The message from Graeme Eldred contains these words:
Lousy beer up there!
The message from Graeme Eldred contains these words:
Lousy beer up there!
< big snip >
C'mon Alistair - that's Jerry you're talking about. Neither netiquette not spelling are of any great importance to him!
TOS
...
Bollox :-)
Didn't you need planning permission for something that size?
In message , Colin Reeves writes
This from the country that brought us Carling, Boddingtons and John Smiths? Don't make me laugh.
Prob depends where you live. If its a green belt area or a controlled housing development, then almost certainly. If you're lucky enough to live in the countryside (like me), you only need planning permission for alterations or building a house. Everything else comes under the banner 'agricultural buildings'. So you can fling up/pull down a barn, garages, sheds galore etc (as we and my neighbours do all the time.
James,
It was even worse. I started my working life in London in 1960 and the English beer of choice then was Watneys Draft Red Barrel. I started drinking Guiness then :-)
Jim.
You obviously have not tried Skullsplitter or Raven - see . Or you can brew your own...
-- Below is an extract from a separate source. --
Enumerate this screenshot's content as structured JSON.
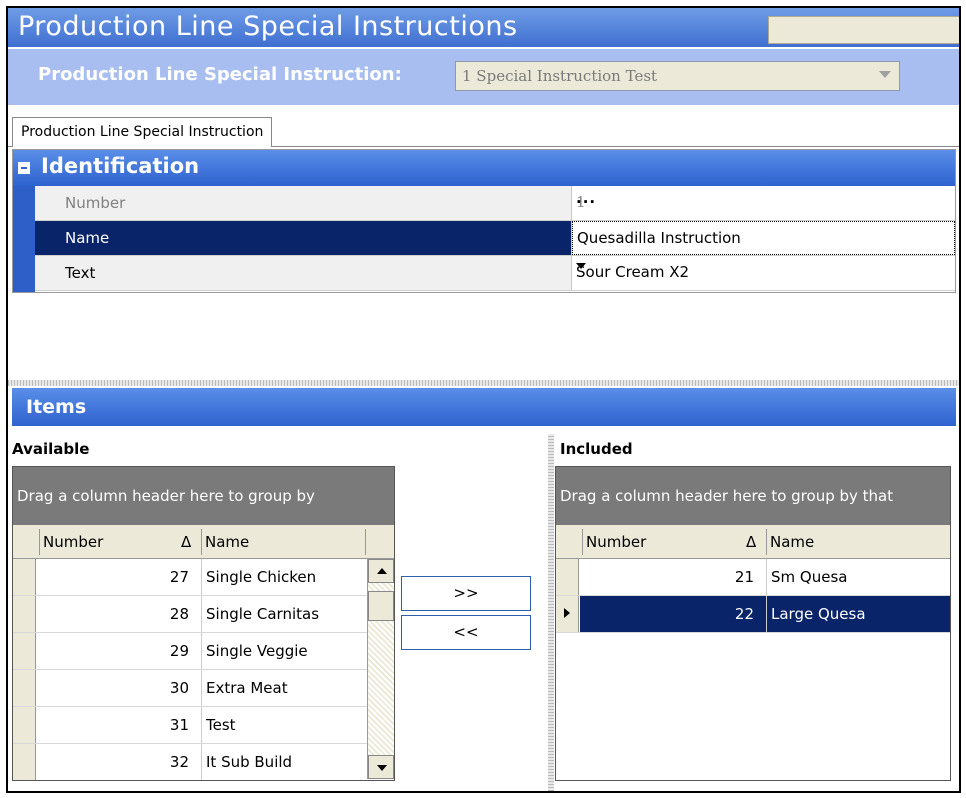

We have a fairly large back garden so it does not dominate our view, but I dont think you need planning permission anyway .However a call to your local planners at the council would clarify things.
Bob
Some useful information is on this site
Bob
In message , Jim Guthrie writes
Don't be ridiculous. Watneys was ridiculed by the cognoscenti then, just as it is now. It was even mentioned in Monty Python's "Torremolinos" sketch. Almost anything was better than Watneys Red Barrel.
In message , Alistair Wright writes
People who equate the M25 with car parks usually have no idea what they're talking about. When was the last time you drove round your nearest supermarket's car park at 70 m.p.h.
I used to travel to and from work for 40 miles in each direction during the rush hour via the M25. The number of times the motorway was at a standstill was very low. I got held up for more than 100% of my normal journey time at most five times in six years, and this was during the time when they were widening the southern section to 4 lanes each way. I used the motorway in preference to A and B roads and backstreets because it was generally quicker, even though the distance was longer.
I moved in 1973 from a town that had two breweries and a pub for every two hundred inhabitants to Bristol. There, the Monopolies Commission had decided that Courage (whose beer was dreadful at the time, pre-Directors) had too large a share of the local tied trade. They compelled Courage to sell off part of their holdings. Sadly, the purchaser was Grotneys- at that point, I started drinking Guinness, and subsequently wine. Brian
Well, someone must have loved it since that was about the only beer you could get :-)
Jim
But at least it 'is' beer and not frothy dishwater!!! 3 years apprenticeship near Aylesbury in the early 80's was enough to give me cause to "import" my own canned supply anytime I got the chance to return North of the border, and I'm not a big drinker. Must admit, I've tasted a couple of semi-decent brews down Yeovil way though.
Well said Bruce, oh and don't forget Tomintoul Stag, or Glenlivet Stag, or whatever they're calling it this month! :-)
Badger.
Okay, but I've NEVER managed to maintain a speed over 50mph on the M25, on any of the few occasions I've had to use it. I have, on the other hand, remained stationary for more than 15 minutes on each occasion. Now, by definition, a car park is somewhere you park - i.e. stop and apply the handbrake, possibly even switch off the engine. This must surely therefore indeed make the M25 the "London Orbital Car Park", even if it is involuntary parking.
Visit the North of Scotland, unless you go to Aberdeen you'll never see a traffic jam as such, hold-ups are due to accidents and tractors, not sheer volume of traffic. Live up here for a couple of years and you'll wonder why anyone would wish to live in the South. Badger.
Since when can you drive around the M25 at 70 mph?
So how often was your journey time say another third longer. That might be a better stat. for the argument I think you're trying to make.
Just that here (in Ontario) I was told that a permit was required for outbuildings more than (IIRC) 10 m², plus they had to be at least 1m from the boundary line and a certain distance (5m?) from the house.
I seem to remember that reasonable beer was available near Aylesbury at that time, at least if you looked hard enough. Of course I now live in a town that has its own independent brewery (McMullens, Hertford).